Compliance in Daily Reporting for Persons Under Active Monitoring for Ebola in Georgia, 2014-2015

Monday, June 20, 2016: 10:52 AM
Tubughnenq' 6 / Boardroom, Dena'ina Convention Center
Taylor Guffey , Georgia Department of Public Health, Atlanta, GA
Kathryn Sanlis , Georgia Department of Public Health, Atlanta, GA
Laura Simone Edison , Centers for Disease Control and Prevention, Atlanta, GA
Karl Soetebier , Georgia Department of Public Health, Atlanta, GA
Cherie Drenzek , Georgia Department of Public Health, Atlanta, GA
BACKGROUND: The West African Ebola virus disease (EVD) epidemic of 2014-15 resulted in a recommendation by the Centers for Disease Control and Prevention that all travelers to the U.S. from Ebola-affected countries undergo active monitoring for 21 days, allowing for early detection of potential imported EVD and timely isolation and treatment to reduce the potential for spread. The Georgia Department of Public Health (DPH) developed the web-based Ebola Active Monitoring System (EAMS) to manage active monitoring. Travelers undergoing active monitoring were required to record their temperature and  EVD-compatible symptoms twice daily and report to DPH daily using either the EAMS online tool, email/SMS, or telephone. We aimed to determine whether travelers reporting online had better compliance and were more likely to report symptoms than those reporting by email/SMS or telephone.
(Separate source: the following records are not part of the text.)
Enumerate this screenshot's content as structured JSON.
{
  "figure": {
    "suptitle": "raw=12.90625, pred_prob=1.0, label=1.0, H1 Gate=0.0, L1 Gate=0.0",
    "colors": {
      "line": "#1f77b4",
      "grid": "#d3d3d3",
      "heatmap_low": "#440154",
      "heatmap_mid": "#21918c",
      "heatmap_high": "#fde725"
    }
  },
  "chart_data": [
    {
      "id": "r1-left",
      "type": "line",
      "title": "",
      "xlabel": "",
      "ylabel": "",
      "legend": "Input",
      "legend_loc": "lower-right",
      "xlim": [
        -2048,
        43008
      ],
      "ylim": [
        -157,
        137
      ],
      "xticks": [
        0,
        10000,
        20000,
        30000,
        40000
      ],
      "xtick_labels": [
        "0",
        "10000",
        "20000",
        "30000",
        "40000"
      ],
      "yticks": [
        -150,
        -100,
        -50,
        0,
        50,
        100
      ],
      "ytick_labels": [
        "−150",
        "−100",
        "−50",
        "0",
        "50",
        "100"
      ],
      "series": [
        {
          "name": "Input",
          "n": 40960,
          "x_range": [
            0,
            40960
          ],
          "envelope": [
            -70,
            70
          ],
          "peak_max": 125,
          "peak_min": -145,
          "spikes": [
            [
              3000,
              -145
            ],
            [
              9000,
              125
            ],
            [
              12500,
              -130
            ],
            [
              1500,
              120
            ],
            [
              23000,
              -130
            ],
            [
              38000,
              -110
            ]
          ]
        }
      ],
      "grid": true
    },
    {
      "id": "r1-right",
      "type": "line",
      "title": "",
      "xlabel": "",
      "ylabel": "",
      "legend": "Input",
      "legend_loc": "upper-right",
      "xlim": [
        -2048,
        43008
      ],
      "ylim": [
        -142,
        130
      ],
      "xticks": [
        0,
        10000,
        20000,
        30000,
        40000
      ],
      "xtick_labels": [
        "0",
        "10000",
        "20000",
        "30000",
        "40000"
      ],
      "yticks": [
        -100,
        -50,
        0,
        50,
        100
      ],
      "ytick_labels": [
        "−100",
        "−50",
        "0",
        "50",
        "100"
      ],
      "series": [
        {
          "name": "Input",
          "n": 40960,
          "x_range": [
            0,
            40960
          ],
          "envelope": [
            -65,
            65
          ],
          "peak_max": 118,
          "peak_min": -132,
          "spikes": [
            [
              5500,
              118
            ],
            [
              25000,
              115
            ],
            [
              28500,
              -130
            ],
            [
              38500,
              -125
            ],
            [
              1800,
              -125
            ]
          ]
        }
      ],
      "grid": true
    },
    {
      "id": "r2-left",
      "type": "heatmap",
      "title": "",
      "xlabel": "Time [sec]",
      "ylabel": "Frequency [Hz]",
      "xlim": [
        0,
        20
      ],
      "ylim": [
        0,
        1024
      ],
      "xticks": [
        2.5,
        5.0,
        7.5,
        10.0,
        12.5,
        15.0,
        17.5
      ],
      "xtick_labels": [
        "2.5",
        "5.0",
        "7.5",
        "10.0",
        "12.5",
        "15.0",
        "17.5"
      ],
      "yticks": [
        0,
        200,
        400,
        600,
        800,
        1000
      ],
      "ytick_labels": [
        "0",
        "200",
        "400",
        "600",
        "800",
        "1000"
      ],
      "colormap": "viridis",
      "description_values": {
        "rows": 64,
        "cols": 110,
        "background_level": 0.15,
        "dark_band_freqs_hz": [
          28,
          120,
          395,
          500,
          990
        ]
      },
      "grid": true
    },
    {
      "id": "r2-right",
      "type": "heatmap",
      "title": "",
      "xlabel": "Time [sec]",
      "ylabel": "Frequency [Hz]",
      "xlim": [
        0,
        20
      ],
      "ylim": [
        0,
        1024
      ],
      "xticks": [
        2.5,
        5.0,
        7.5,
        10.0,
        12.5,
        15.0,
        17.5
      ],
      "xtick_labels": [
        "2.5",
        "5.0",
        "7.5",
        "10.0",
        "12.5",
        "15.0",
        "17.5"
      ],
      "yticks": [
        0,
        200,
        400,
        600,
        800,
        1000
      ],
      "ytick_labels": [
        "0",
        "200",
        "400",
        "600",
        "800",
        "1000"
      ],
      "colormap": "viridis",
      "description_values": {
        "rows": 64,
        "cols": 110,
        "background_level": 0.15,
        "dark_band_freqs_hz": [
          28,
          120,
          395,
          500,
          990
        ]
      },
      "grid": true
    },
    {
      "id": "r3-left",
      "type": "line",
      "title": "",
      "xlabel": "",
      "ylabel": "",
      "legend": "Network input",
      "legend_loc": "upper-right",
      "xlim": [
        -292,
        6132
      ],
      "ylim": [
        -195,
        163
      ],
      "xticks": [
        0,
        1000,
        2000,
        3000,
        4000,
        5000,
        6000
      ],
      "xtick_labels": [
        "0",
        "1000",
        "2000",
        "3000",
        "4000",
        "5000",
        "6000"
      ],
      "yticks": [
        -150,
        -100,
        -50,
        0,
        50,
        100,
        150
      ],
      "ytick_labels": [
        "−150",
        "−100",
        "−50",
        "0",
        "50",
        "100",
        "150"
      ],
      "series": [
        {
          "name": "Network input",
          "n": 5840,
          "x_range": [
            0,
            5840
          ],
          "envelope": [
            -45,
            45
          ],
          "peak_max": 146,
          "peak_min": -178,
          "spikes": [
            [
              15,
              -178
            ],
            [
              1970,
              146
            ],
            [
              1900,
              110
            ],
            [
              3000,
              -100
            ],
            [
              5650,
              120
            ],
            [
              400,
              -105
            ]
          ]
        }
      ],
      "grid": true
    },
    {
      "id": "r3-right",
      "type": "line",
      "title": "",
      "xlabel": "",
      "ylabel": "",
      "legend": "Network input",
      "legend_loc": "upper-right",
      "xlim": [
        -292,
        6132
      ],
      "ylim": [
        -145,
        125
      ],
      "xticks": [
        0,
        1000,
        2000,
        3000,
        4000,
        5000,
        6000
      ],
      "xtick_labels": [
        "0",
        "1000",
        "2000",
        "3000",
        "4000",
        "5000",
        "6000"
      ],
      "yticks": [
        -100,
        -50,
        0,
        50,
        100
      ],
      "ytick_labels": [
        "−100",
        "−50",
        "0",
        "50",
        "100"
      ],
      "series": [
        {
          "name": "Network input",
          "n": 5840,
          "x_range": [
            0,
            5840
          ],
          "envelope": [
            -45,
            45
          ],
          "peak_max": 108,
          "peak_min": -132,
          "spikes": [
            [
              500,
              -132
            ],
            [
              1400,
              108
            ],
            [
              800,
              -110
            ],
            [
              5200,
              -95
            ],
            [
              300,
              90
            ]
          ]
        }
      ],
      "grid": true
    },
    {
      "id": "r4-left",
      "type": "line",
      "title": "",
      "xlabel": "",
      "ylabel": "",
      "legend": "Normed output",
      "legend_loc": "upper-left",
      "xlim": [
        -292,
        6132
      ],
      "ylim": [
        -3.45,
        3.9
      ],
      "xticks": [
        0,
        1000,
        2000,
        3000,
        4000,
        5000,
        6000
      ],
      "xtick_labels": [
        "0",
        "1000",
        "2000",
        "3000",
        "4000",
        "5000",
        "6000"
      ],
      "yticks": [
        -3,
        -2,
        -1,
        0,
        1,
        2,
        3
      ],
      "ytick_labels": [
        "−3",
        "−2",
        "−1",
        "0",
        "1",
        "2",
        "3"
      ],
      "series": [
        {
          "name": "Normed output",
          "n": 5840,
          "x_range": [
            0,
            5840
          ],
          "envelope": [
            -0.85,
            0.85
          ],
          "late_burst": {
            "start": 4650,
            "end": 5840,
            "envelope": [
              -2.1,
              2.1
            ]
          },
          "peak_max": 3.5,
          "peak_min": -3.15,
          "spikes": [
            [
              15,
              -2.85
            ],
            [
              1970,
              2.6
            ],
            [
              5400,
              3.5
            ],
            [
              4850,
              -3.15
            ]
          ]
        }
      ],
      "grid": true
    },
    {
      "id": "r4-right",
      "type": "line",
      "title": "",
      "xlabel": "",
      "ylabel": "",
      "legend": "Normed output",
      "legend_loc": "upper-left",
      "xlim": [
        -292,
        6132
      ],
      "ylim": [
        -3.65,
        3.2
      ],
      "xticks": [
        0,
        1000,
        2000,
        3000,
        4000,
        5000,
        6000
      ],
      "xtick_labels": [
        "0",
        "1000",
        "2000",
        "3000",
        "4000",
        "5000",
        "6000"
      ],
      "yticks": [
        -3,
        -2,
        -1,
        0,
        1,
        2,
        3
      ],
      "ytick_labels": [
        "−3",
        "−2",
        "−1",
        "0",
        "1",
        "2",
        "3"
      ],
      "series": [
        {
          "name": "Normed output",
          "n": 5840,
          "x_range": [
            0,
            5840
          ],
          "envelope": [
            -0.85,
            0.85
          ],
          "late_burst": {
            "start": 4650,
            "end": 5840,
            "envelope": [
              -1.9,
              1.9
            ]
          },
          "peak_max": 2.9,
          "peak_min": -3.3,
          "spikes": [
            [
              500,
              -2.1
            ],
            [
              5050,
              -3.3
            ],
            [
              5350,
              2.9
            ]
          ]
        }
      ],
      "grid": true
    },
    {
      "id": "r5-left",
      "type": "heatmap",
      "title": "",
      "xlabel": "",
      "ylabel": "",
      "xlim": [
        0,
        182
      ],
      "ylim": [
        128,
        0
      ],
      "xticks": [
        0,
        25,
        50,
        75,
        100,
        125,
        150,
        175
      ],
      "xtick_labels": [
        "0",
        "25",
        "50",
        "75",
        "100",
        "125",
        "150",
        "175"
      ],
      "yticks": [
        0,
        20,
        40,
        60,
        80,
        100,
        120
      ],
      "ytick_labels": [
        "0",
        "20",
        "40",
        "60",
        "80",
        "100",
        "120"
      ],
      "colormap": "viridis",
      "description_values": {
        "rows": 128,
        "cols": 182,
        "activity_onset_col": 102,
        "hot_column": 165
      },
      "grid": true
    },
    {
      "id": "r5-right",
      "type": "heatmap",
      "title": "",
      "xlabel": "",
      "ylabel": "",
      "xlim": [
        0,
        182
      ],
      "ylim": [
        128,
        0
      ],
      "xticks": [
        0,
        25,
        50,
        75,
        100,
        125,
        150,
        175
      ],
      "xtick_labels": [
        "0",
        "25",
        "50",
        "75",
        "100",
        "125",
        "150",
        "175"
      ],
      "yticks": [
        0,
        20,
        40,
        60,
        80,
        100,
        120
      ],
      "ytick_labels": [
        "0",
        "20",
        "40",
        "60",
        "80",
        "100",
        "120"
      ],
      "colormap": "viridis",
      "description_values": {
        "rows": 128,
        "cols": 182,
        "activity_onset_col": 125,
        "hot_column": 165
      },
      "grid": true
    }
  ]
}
METHODS: We reviewed characteristics, reporting compliance, and symptom reporting for low-risk (no known exposure to a person with EVD) travelers under active monitoring during October 11, 2014­­–November 1, 2015. “Non-compliance” was defined as failing to report to DPH by noon at any time during the 21-day monitoring period. Reported symptoms included any self-reported symptoms of illness or fever ≥100 F. We estimated odds ratios (OR) and 95% confidence intervals (CI) for non-compliance and symptom reporting using logistic regression; reporting compliance, traveler’s sex, age, whether deployed by CDC, nationality, and need for translation services were included in the model.

RESULTS: Among 2175 low-risk travelers monitored, 212 (10%) were non-compliant, and 1986 (91%) did not report symptoms. Reporting preferences included 1285 (60%) online, 204 (9%) by email/SMS, and 672 (31%) by telephone. Compared to 4% non-compliance among online users, 14% (OR: 2.51, CI: 1.44–4.37) of email/SMS users, and 15% (OR: 3.53, CI: 2.29–5.46) of telephone users were non-compliant. Compared to 88% of online users not reporting symptoms, 94% of email/SMS users (OR: 1.43, CI: 0.73­–2.77), and 97% of telephone users did not report symptoms (OR: 1.93, CI: 1.08–3.47).

CONCLUSIONS: Travelers who completed their daily reports online were significantly less likely to be non-compliant with reporting requirements than travelers reporting by email/SMS or telephone, and were more likely to report symptoms than travelers reporting by telephone. This may be due to the improved ease, simplicity, and perceived anonymity of online reporting.  When building self-reporting surveillance systems, public health jurisdictions should consider incorporating and encouraging the use of online reporting to maximize compliance and symptom reporting.